Der gottselige Hermann von Reichenau mit dem Zunamen der Lahme oder Kontraktus
Verfasser des Salve Regina
Er wurde im Jahre 1013 geboren, und war schon von Geburt aus an allen Gliedern gelähmt, so daß er nie gehen, sondern fast sein ganzes Leben sitzend zubringen musste. Wollte er sich von einem Ort zum andern begeben, so musste man ihn stützen und tragen. Sein Rücken war gekrümmt. Wollte er lesen oder schreiben oder sonst etwas tun, so vermochte er es nur mit der größten Anstrengung. –
Was ihm aber der liebe Gott an Körpergestalt an dem Gebrauch, der Glieder genommen hatte, das ersetzte er ihm an Geistes-Schärfe und Willenskraft. Seine Eltern gaben ihn in einem Alter von sieben Jahren zur Unterweisung in den Kenntnissen und Wissenschaften, zu deren Erlernung er großes Geschick zeigte, in das Kloster Reichenau in der Schweiz, wo Jünger des heiligen Benedikt eine berühmte Schule hatten. Darin zeichnete er sich durch Frömmigkeit und Gelehrigkeit aus, so daß er, ungeachtet seiner Gebrechlichkeit, die Profess ablegen durfte. –
Von nun an beschäftigte er sich unausgesetzt in seiner Zelle mit Gebet und dem Abfassen schöner und nützlicher Bücher. Seine Schmerzen und Leiden, die ihn nicht verließen, ertrug er mit unerschütterlicher Geduld; doch hegte er noch immer den geheimen Wunsch, von seinem Übel befreit zu werden, und den vollen Gebrauch seiner Glieder wieder zu erhalten. Von Kindheit an war er schon gewohnt, die allerseligste Jungfrau mit kindlichem Vertrauen zu verehren. Er rief sie deshalb mit heißer Inbrunst um ihre Fürbitte an, damit er die längst entbehrte Gesundheit wieder erlangen möchte. –
Allein ungeachtet seines großen Vertrauens und seines innigen Flehens fand er doch keine Erhörung. Er blieb kontrakt und kränklich sein Leben lang. Doch sein Gebet blieb nicht ohne Frucht. Maria flößte ihm bei all seinen Leiden einen heiteren und ungetrübten Geist und besonders eine wunderbare Klarheit und Einsicht in der Wissenschaft des Heils. Zum Dank hierfür, zu seinem und aller Betrübten und Leidenden Trost verfaßte er das wunderbar liebliche, allbekannte Gebet „Salve Regina“, welches also lautet:
Gegrüßet seist du, Königin, Mutter der Barmherzigkeit,
unser Leben, unsere Süßigkeit, unsere Hoffnung, sei gegrüßt!

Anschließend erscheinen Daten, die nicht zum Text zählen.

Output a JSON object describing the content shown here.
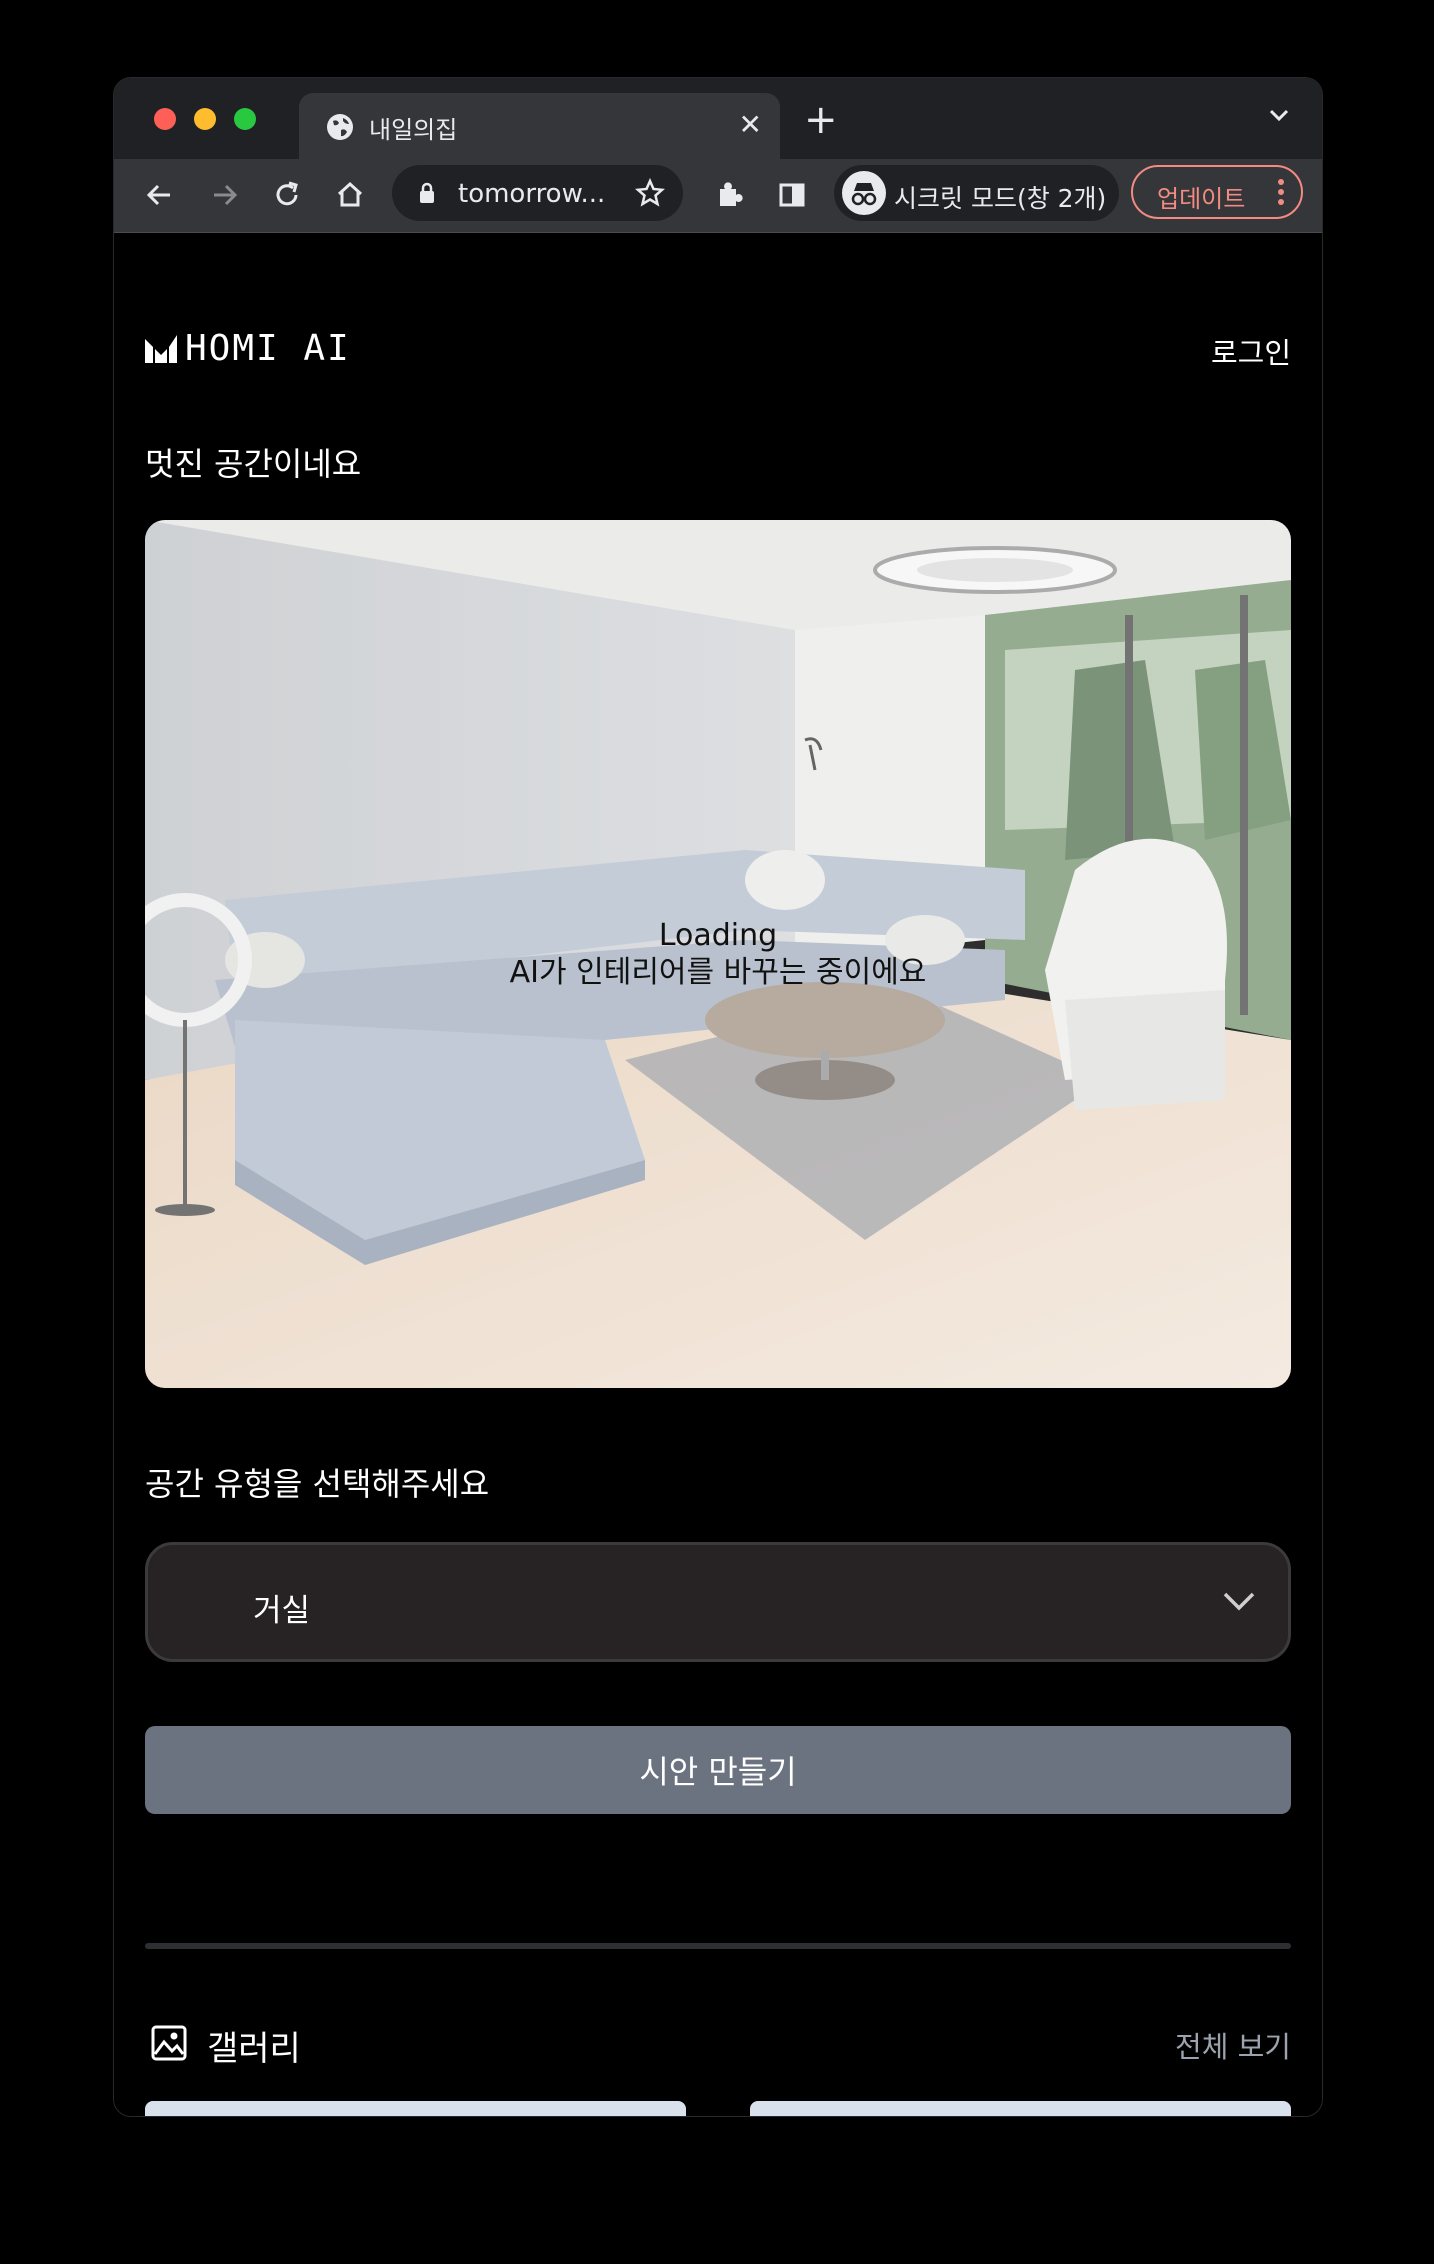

Zu dir rufen wir verbannte Kinder Evas!
Zu dir seufzen wir trauernd und weinend in diesem Tal der Tränen.
O wende denn du, unsere Fürsprecherin! Deine mitleidigen Augen zu uns,
und nach diesem Elend zeige uns Jesus, die gebenedeite Frucht deines Leibes! –
Die Worte „O milde, o gütige, o süße Jungfrau Maria!“ hat der heilige Bernhard später hinzu gesetzt, wie in seinem Leben erzählt wird.

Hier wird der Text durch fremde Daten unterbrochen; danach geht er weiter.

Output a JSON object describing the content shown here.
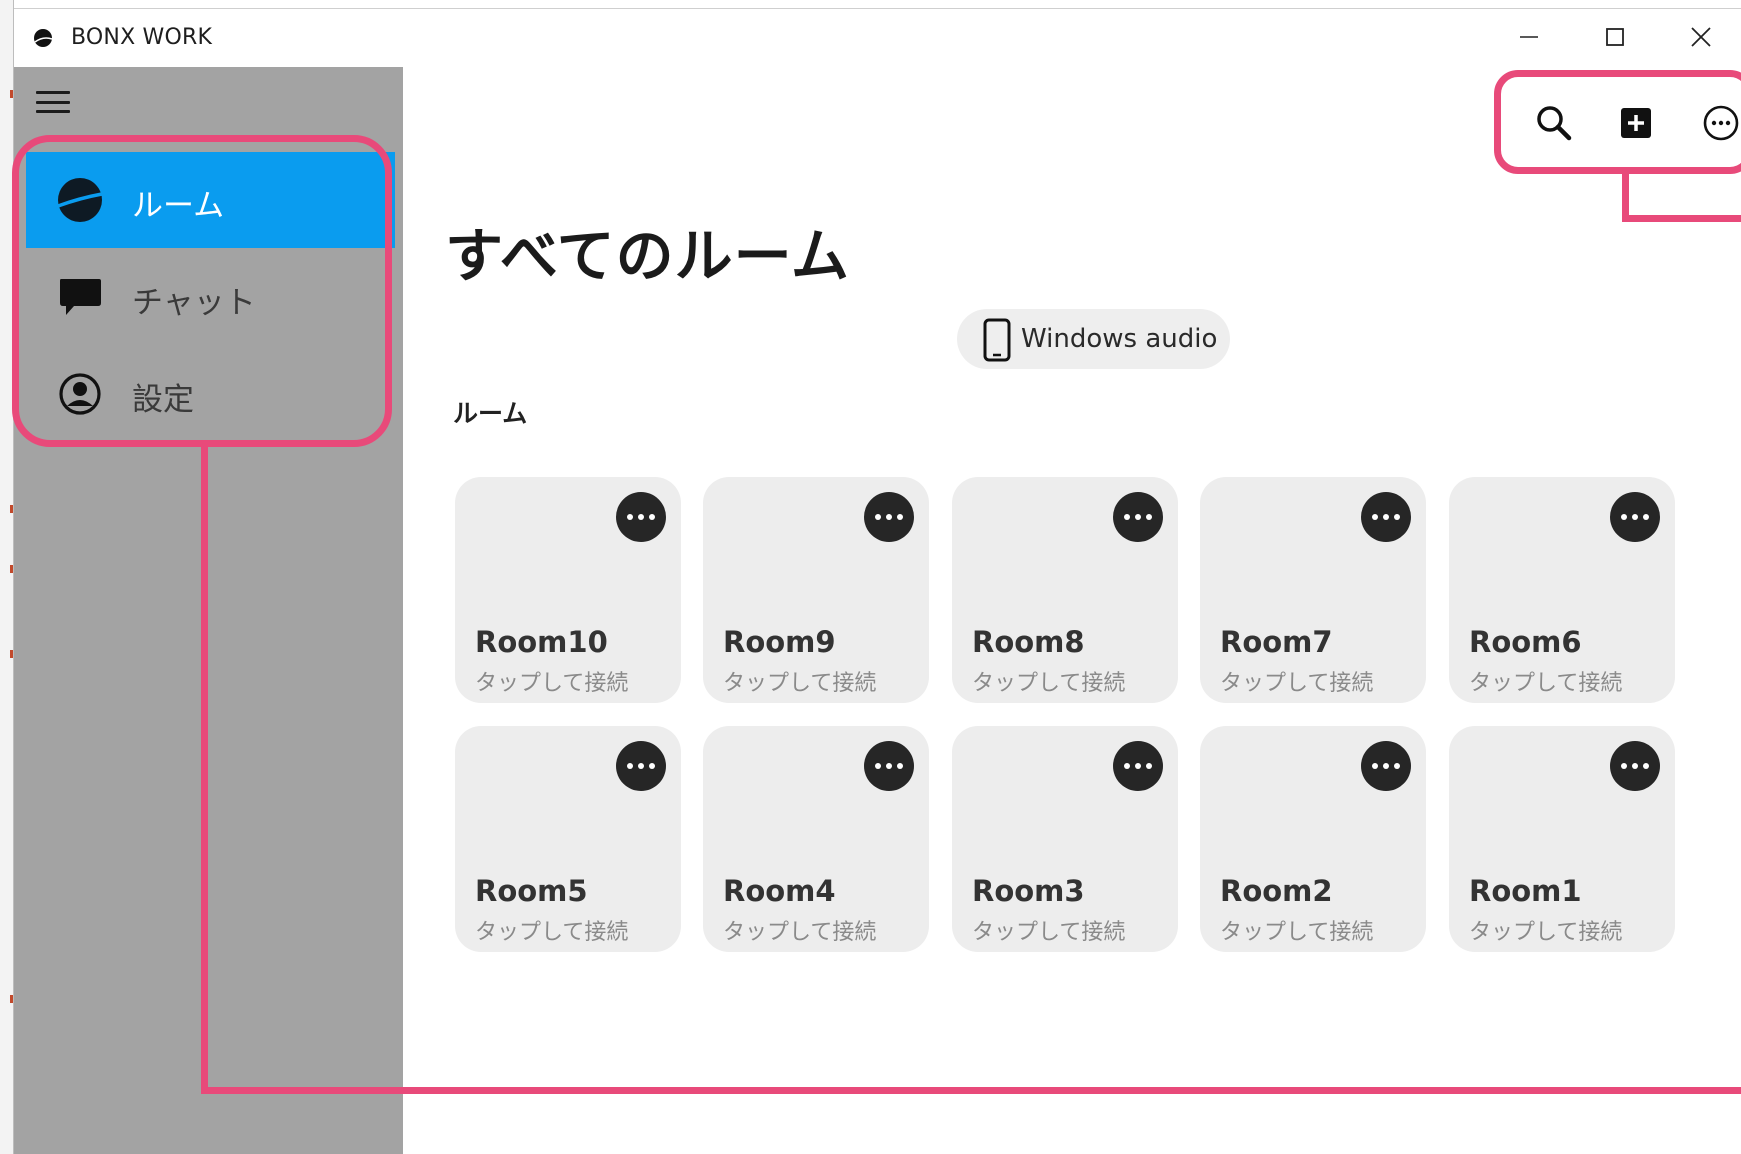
{
  "window": {
    "title": "BONX WORK",
    "controls": {
      "minimize": "minimize-icon",
      "maximize": "maximize-icon",
      "close": "close-icon"
    }
  },
  "sidebar": {
    "menu_icon": "hamburger-icon",
    "items": [
      {
        "label": "ルーム",
        "icon": "rooms-icon",
        "active": true
      },
      {
        "label": "チャット",
        "icon": "chat-bubble-icon",
        "active": false
      },
      {
        "label": "設定",
        "icon": "user-circle-icon",
        "active": false
      }
    ],
    "active_color": "#0a9cef",
    "background": "#a3a3a3"
  },
  "toolbar": {
    "search_icon": "search-icon",
    "add_icon": "add-square-icon",
    "more_icon": "more-circle-icon"
  },
  "main": {
    "title": "すべてのルーム",
    "audio_device": {
      "label": "Windows audio",
      "icon": "phone-icon"
    },
    "section_label": "ルーム",
    "rooms": [
      {
        "name": "Room10",
        "status": "タップして接続"
      },
      {
        "name": "Room9",
        "status": "タップして接続"
      },
      {
        "name": "Room8",
        "status": "タップして接続"
      },
      {
        "name": "Room7",
        "status": "タップして接続"
      },
      {
        "name": "Room6",
        "status": "タップして接続"
      },
      {
        "name": "Room5",
        "status": "タップして接続"
      },
      {
        "name": "Room4",
        "status": "タップして接続"
      },
      {
        "name": "Room3",
        "status": "タップして接続"
      },
      {
        "name": "Room2",
        "status": "タップして接続"
      },
      {
        "name": "Room1",
        "status": "タップして接続"
      }
    ]
  },
  "annotation_color": "#e84a7a"
}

Der gottselige Hermann war also der Erste, aus dessen liebeglühender Brust dieses trostreiche Gebet zum Thron der hohen Himmelskönigin empor stieg, und seitdem haben es mit Wonne im Herzen Millionen gebetet, die heilige Kirche hat es unter ihre öffentlichen Gebete aufgenommen, und seinen Inhalt gutgeheißen. – Hermann wurde 41 Jahre alt und starb gottselig im Herrn. (Trithemus.) –
aus: Georg Ott, Marianum Legende von den lieben Heiligen, Erster Teil, 1869, Sp. 259 – Sp. 260
Salve Regina – Gegrüßt seist du, Königin – Gregorianik
Salve Regina, mater misericordiae;
vita, dulcedo et spes nostra, salve.
Ad te clamamus exsules filii Hevae.
Ad te suspiramus gementes et flentes in hac lacrimarum valle.
Eja ergo, advocata nostra, illos tuos misericordes oculos ad nos converte.
Et Jesum, benedictum fructum ventris tui, nobis post hoc exsilium ostende.
O clemens, o pia, o dulcis Virgo Maria.